Since I didn't get a response in one of the other sub-forums I figured I should post this here since my work is also relating to OpenCL.

I've been looking through research papers to make a comparison between a number of architectures including CPUs, the Cell BE and GPUs and I see GFLOPS being used as a unit of measurement but it is never stated exactly how they get their measurements.

Is it as simple as looping the program to execute for roughly a second (or more for greater accuracy I assume) and counting the number of operations (+, -, /, *, etc.) in the kernel?

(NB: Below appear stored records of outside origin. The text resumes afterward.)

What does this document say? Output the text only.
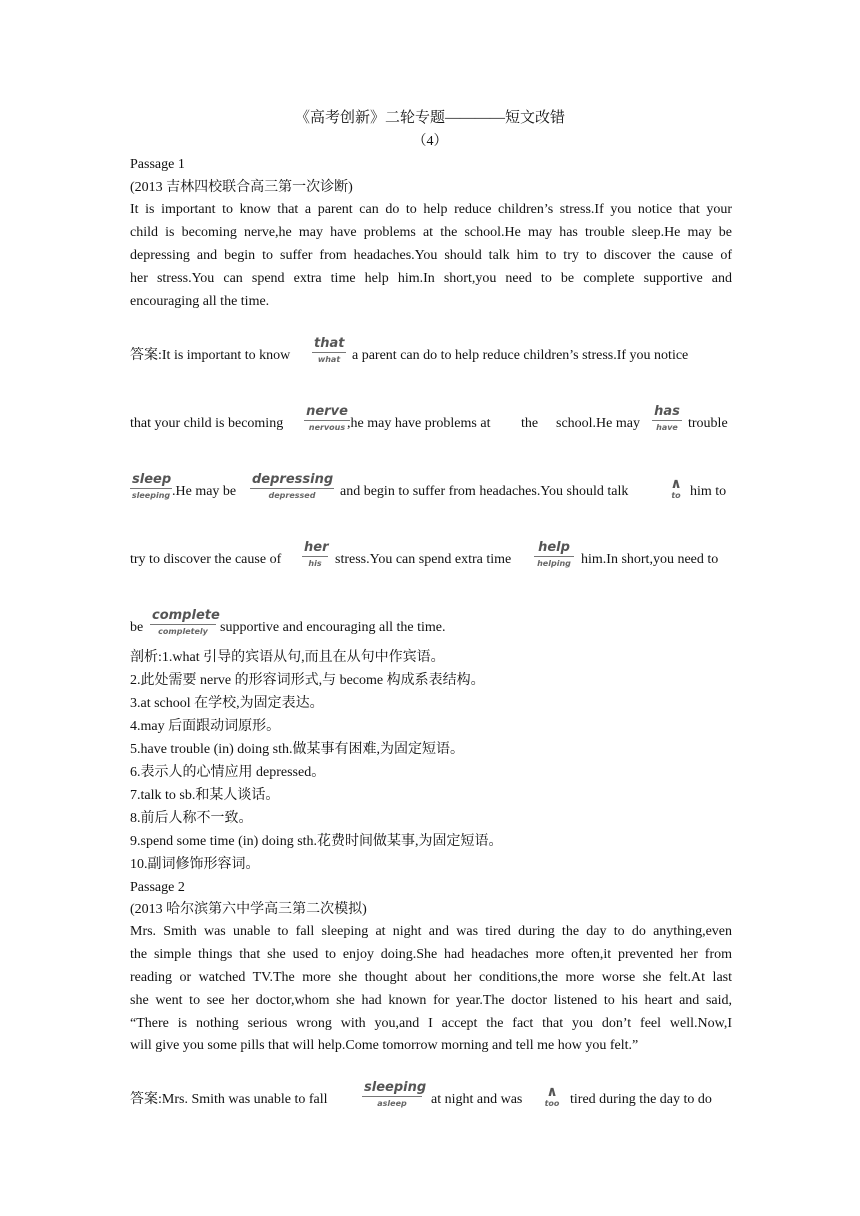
《高考创新》二轮专题————短文改错
（4）
Passage 1
(2013 吉林四校联合高三第一次诊断)
It is important to know that a parent can do to help reduce children’s stress.If you notice that your
child is becoming nerve,he may have problems at the school.He may has trouble sleep.He may be
depressing and begin to suffer from headaches.You should talk him to try to discover the cause of
her stress.You can spend extra time help him.In short,you need to be complete supportive and
encouraging all the time.
答案:It is important to know
that
what a parent can do to help reduce children’s stress.If you notice
that your child is becoming
nerve
nervous ,he may have problems at the school.He may
has
have trouble
sleep
sleeping .He may be
depressing
depressed	and begin to suffer from headaches.You should talk	∧
to him to
try to discover the cause of
her
his stress.You can spend extra time
help
helping him.In short,you need to
be
complete
completely supportive and encouraging all the time.
剖析:1.what 引导的宾语从句,而且在从句中作宾语。
2.此处需要 nerve 的形容词形式,与 become 构成系表结构。
3.at school 在学校,为固定表达。
4.may 后面跟动词原形。
5.have trouble (in) doing sth.做某事有困难,为固定短语。
6.表示人的心情应用 depressed。
7.talk to sb.和某人谈话。
8.前后人称不一致。
9.spend some time (in) doing sth.花费时间做某事,为固定短语。
10.副词修饰形容词。
Passage 2
(2013 哈尔滨第六中学高三第二次模拟)
Mrs. Smith was unable to fall sleeping at night and was tired during the day to do anything,even
the simple things that she used to enjoy doing.She had headaches more often,it prevented her from
reading or watched TV.The more she thought about her conditions,the more worse she felt.At last
she went to see her doctor,whom she had known for year.The doctor listened to his heart and said,
“There is nothing serious wrong with you,and I accept the fact that you don’t feel well.Now,I
will give you some pills that will help.Come tomorrow morning and tell me how you felt.”
答案:Mrs. Smith was unable to fall
sleeping
asleep	at night and was	∧
too tired during the day to do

If so, why do I see numbers such as the average GFLOPS and peak GFLOPS? Continuing, how are these numbers determined?

And, assuming it's not answered by the time you read this, how would I go about measuring GFLOPS for my own CPU and GPU for comparison (using a specific algorithm such as Mersenne Twister for example).

Thanks.

-Matt

Peak GFLOPS is usually understood as the maximum number of floating point operations the hardware is able to perform assuming that all the data for these operations are directly available.

For example, AMD R6950 reference card: 800MHz * 22 compute engines * 16 stream cores in each compute unit * 4 processing element in each stream core * 2 single precision flop (MULADD) = 2252,8 GFLOPS.

Obviously, in real world the data needs to be copied closer to ALU units (host->global buffer->local buffer->register - this consumes processor ticks, the latency should be hidden also), part of ALU horsepower needs to be dedicated to some indexes calculation, cycles, conditions e t.c.

Thus while the Peak GFLOPS might be huge one should consider the real performance of the real kernel, taking into account that this specific kernel might accidently (or intentionally) be optimized for the specific hardware.

For eaxmple, I have a kernel which is able to perform multi-convolutions (each output image is a product of convolutions applied to a number of input images). First, I calculate all addition and multiplication operations it is required to do the convolution. I count not the operations I encounter in the kernel but the operations in the algorithm. Then I determine how much time it takes to run the kernel. Then I divide the 1st number by the 2nd. I got about 400-450 GFLOPS, which is 16%-18% of Peak GFLOPS for R6950 running at 900MHz.